Soaring gas prices are making it harder to attract potential employees who live far from the workplace. But it’s also giving companies the chance to offer candidates valuable transportation benefits.
Those benefits can also help you hang on to employees who may start to look for work closer to home. Here are some low-cost offerings worth looking into:
- Telecommuting — For some employees, it isn’t possible. But for those who can do it, working at home even one day a week can make a difference in their wallets.
- Public transportation discounts — For employers accessible by buses and trains, many transit authorities partner with businesses to give employees discounted fares. Often, employers cover part of the discount on a tax-free basis.
- Carpooling incentives — Sponsor a program to help employees find co-workers who live in the same area. Also, you can offer small benefits like reserved parking spaces to employees who carpool.
- Compressed work weeks — Letting employees work four 10-hour days cuts most people’s commuting costs? by 20% each week. That might not be the best option, though, since extra-long days can sap some people’s productivity.
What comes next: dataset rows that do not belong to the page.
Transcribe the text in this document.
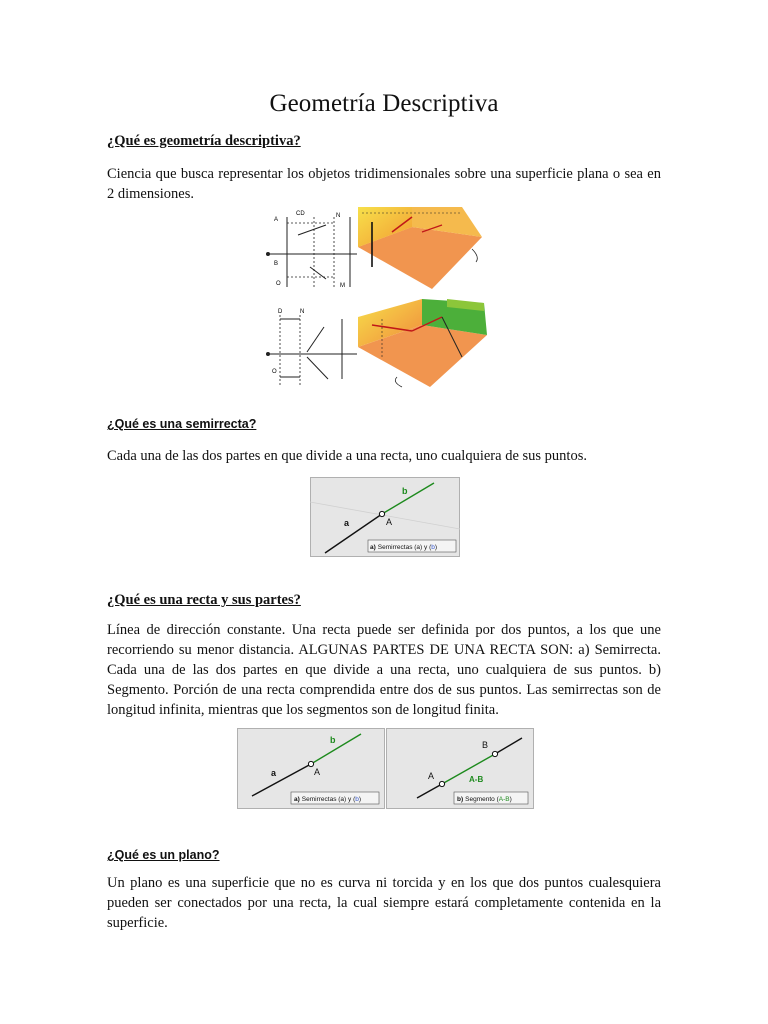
Geometría Descriptiva

¿Qué es geometría descriptiva?

Ciencia que busca representar los objetos tridimensionales sobre una superficie plana o sea en 2 dimensiones.

A
CD	N
B
O	M
D	N
O

¿Qué es una semirrecta?

Cada una de las dos partes en que divide a una recta, uno cualquiera de sus puntos.

a
b
A
a) Semirrectas (a) y (b)

¿Qué es una recta y sus partes?

Línea de dirección constante. Una recta puede ser definida por dos puntos, a los que une recorriendo su menor distancia. ALGUNAS PARTES DE UNA RECTA SON: a) Semirrecta. Cada una de las dos partes en que divide a una recta, uno cualquiera de sus puntos. b) Segmento. Porción de una recta comprendida entre dos de sus puntos. Las semirrectas son de longitud infinita, mientras que los segmentos son de longitud finita.

a
b
A
a) Semirrectas (a) y (b)
A
B
A-B
b) Segmento (A-B)

¿Qué es un plano?

Un plano es una superficie que no es curva ni torcida y en los que dos puntos cualesquiera pueden ser conectados por una recta, la cual siempre estará completamente contenida en la superficie.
Another strategy some companies are using: helping employees move closer to the office. For example, the Consumer Electronics Association, an Arlington, VA-based trade organization, has recently started offering its employees forgivable loans to help them make down payments on homes closer to work.
That’s more complicated — and much more expensive — than finding little ways to ease commuting woes, but the company expects the benefit will attract some hires they’d otherwise lose.